Some torture clearly works. Jordan broke the most notorious terrorist of the 1980s, Abu Nidal, by threatening his family. Philippine police reportedly helped crack the 1993 World Trade Center bombings (plus a plot to crash 11 U.S. airliners and kill the pope) by convincing a suspect that they were about to turn him over to the Israelis.
Time To Think About Torture | Print Article | Newsweek.com
By all means, hold up Jordan and the Philippines as bastions of civil liberties where we'd all want to live.
I get that, in the short term, it might appear that these tactics were effective. And maybe they would be. But in the long run, they would turn us into something that, as a country, I hope we never become.
See, a lot of us get it that the U.S. is hard. It's harder to live here in a lot of other places. You have to listen to people saying things that might get you arrested in other countries. Just on this board, you will daily hear people repeating sentiments that in the UK or Canada or some other European nations would GET YOU ARRESTED and/or prosecuted for human dignity violations. That's tough stuff.
And we are a lot freer here than they are in Israel, or Jordan, or some other countries, too. And with that freedom comes a certain amount of risk.
So, it really does go back to Ben Franklin. People who are willing to give up their freedom for safety don't deserve that freedom at all.
How much freedom are you really willing to give up to eliminate all risk? Because of who we are, the risk will always be there that our very freedom will be used against us by a determined adversary. At some place in your reptilian brain, you have to deal with that. Either we become a place with significantly less freedoms (a place I personally am not willing for us to go), or we deal with the risk like grownups, and accept that it is a part of being who and what we are.
Bear in mind that what you propose is a SIGNIFICANT DEPARTURE from what America was, what America is, and what I hope it always will be. ANd you are doing this based upon a rather insignificant chance that you will personally be victimized.
I'm guessing you don't have a driver's license, either, because driving is VERY VERY DANGEROUS. And, don't even get me started on flying on those scary airplanes. Or taking taxis. Or eating.
Because risk is a part of life, and you will never eliminate all of it.
And when you've thrown suspected (and mind you...these are SUSPECTS, not ADJUDICATED, people) terrorists into hidden prisons in Morocco, and tortured them until they've said whatever it is that you want them to say,
who will be the next group or person to threaten you?
Will it be the veterans who are coming back from Iraq with PTSD? Should we put them somewhere so they don't join up with white nationalists and threaten our national security?
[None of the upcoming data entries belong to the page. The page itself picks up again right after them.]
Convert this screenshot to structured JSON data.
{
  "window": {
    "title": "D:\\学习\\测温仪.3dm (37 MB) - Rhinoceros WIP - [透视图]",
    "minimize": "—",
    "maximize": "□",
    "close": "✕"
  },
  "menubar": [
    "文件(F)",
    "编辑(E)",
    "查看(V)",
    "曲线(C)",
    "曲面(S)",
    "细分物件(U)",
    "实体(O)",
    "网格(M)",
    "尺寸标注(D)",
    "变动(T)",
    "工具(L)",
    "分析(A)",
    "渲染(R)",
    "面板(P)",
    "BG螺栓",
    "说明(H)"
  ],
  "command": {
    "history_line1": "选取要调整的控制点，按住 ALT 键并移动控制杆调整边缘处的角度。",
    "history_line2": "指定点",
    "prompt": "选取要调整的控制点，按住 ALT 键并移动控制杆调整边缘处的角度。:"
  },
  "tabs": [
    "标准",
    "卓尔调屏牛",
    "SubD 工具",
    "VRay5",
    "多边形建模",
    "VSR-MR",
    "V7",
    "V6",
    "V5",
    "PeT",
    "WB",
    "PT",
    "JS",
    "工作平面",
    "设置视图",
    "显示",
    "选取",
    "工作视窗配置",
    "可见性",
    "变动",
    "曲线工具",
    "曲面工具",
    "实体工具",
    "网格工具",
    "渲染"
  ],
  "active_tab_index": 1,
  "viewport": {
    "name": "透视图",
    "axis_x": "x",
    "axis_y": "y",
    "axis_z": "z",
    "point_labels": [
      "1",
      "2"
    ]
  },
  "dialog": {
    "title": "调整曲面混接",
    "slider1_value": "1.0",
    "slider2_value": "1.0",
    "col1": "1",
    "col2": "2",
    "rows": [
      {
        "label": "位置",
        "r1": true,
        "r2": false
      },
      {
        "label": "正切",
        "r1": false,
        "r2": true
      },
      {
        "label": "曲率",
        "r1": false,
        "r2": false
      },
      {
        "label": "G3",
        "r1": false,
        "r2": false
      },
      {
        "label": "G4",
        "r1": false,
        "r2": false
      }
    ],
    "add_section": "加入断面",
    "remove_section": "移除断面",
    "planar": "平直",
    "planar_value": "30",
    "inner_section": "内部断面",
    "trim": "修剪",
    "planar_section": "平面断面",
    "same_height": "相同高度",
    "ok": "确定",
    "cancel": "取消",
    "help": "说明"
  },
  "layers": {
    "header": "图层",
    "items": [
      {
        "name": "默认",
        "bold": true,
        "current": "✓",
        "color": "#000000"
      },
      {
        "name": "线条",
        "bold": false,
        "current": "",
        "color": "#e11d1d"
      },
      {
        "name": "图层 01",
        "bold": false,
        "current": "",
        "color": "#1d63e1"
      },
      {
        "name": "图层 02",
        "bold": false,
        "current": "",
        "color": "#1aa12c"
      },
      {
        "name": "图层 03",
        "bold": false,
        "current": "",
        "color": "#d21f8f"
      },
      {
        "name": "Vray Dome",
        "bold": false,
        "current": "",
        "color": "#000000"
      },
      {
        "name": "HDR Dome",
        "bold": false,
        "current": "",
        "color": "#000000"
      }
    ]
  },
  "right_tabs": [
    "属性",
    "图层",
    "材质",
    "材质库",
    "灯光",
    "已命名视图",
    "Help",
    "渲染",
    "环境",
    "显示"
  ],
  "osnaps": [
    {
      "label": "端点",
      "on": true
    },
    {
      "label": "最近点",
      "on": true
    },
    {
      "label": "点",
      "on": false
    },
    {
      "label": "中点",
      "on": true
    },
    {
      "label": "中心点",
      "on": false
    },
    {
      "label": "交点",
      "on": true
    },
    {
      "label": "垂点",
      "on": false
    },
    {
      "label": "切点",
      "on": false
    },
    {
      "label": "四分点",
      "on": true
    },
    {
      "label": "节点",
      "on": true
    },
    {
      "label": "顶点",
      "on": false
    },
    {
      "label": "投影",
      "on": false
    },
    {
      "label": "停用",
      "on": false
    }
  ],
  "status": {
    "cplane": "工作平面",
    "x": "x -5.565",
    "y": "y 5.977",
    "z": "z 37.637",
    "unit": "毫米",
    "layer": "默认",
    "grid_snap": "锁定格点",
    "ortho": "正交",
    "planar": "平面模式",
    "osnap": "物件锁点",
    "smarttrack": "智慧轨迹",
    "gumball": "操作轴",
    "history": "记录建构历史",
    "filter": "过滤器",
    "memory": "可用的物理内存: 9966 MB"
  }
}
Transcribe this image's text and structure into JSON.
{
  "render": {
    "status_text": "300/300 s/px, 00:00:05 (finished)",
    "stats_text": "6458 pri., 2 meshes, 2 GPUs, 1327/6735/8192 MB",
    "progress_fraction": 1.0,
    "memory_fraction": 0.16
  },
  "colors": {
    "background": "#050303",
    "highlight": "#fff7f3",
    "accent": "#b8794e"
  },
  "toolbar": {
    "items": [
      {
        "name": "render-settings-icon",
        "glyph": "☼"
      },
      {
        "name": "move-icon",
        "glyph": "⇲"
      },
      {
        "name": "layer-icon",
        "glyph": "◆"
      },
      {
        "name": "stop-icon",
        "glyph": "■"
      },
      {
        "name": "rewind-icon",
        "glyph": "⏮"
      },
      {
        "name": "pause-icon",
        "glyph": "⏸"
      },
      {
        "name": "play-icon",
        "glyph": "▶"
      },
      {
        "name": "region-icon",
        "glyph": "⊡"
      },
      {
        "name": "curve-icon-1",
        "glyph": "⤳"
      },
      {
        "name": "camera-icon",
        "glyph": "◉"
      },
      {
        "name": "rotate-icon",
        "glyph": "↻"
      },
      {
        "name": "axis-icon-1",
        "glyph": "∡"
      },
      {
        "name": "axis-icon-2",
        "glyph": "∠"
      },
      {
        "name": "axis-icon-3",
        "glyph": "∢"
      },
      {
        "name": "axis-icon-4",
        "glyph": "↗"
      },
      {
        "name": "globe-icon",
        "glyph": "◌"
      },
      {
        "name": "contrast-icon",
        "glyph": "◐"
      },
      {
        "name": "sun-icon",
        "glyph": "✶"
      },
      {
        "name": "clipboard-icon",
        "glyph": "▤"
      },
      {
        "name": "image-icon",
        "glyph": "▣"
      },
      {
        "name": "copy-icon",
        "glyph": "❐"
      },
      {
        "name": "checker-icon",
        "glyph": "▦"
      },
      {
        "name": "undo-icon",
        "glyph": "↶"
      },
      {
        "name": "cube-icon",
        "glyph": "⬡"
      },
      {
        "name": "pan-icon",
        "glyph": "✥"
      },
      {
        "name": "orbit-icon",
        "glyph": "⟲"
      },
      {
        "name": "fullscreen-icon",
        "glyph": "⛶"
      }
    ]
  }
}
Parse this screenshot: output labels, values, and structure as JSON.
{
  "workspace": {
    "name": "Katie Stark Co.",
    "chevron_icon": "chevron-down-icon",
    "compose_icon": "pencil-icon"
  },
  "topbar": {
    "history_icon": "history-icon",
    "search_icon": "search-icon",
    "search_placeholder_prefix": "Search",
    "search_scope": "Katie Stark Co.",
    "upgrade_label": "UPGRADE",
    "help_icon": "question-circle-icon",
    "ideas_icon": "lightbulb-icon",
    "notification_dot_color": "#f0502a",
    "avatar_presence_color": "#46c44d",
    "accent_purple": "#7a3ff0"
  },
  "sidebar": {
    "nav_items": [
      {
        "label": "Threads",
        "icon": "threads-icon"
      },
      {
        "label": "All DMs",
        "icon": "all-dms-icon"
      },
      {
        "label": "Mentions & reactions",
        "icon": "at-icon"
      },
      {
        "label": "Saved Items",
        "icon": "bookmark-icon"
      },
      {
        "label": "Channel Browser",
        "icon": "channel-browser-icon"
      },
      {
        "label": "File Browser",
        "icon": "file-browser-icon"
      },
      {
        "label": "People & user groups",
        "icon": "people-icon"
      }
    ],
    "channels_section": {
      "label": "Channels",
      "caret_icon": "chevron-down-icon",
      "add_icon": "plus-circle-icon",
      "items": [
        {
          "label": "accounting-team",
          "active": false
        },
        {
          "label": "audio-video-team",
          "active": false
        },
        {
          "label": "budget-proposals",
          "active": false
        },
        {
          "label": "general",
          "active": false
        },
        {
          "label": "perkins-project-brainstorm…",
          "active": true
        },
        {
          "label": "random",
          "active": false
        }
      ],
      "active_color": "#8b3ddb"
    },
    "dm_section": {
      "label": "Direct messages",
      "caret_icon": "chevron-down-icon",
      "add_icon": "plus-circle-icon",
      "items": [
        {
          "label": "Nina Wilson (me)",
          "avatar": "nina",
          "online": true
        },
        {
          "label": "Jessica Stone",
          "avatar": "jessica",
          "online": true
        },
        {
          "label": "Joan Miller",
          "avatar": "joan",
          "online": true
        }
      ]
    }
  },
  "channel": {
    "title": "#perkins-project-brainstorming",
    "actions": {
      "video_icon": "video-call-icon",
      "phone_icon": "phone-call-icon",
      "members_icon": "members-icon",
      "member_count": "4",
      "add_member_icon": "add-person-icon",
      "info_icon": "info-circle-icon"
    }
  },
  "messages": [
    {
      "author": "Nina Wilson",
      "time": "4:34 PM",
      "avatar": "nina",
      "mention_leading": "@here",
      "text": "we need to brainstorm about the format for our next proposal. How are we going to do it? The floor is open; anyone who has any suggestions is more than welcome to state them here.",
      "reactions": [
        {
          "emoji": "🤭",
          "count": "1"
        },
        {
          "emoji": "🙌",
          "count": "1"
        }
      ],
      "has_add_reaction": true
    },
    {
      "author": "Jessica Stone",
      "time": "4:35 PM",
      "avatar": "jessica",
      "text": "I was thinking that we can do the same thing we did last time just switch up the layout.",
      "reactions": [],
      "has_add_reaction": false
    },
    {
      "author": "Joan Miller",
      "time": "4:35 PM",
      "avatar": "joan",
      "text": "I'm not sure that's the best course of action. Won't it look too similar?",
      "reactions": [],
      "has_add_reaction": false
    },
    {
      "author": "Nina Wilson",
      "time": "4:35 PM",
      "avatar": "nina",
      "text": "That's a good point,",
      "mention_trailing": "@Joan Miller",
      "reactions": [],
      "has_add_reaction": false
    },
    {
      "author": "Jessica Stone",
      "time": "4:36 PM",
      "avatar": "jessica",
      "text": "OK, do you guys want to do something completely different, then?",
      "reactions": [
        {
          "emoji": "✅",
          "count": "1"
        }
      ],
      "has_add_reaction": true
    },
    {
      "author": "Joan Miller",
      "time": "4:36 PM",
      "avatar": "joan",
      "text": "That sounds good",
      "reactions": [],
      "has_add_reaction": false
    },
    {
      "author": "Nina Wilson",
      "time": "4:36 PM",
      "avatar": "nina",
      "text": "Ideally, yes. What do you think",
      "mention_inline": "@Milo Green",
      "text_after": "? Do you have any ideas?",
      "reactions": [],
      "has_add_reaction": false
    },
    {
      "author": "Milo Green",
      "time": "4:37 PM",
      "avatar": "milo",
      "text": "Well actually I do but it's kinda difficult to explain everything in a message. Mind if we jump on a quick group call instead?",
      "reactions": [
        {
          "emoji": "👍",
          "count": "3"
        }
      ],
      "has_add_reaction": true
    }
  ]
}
Should we do some kind of pre-emptive action to keep them from being bothersome?
And when you've dealt with them, who will be next?
Because, when you start going down that road, where do you stop? When you've lost all reason, and started operating purely based upon the fear of the unthinkable, and you lose your honor and start torturing suspects, what's next? Who's next? And how do you find any safety at all in that world?
I work with gang members. I realize that when I go to work in a dangerous city, and am out with outreach staff in some neighborhood that even the locals don't go into, I may get shot. Most of those kids are strapped, and it is a calculated risk.
But the risk is worth it to me because the job is worth doing. Someone needs to do it, so my kids don't grow up in a world where kids get shot for hubcaps and tennis shoes.
So, when you've turned our government into a clone of a third world banana republic where citizens have no rights, and suspects can be held FOR YEARS without a trial or a right to counsel, how exactly will you explain to your children that once you used to be free, but now you're "safe"?
And, you used them as an excuse for your own cowardice.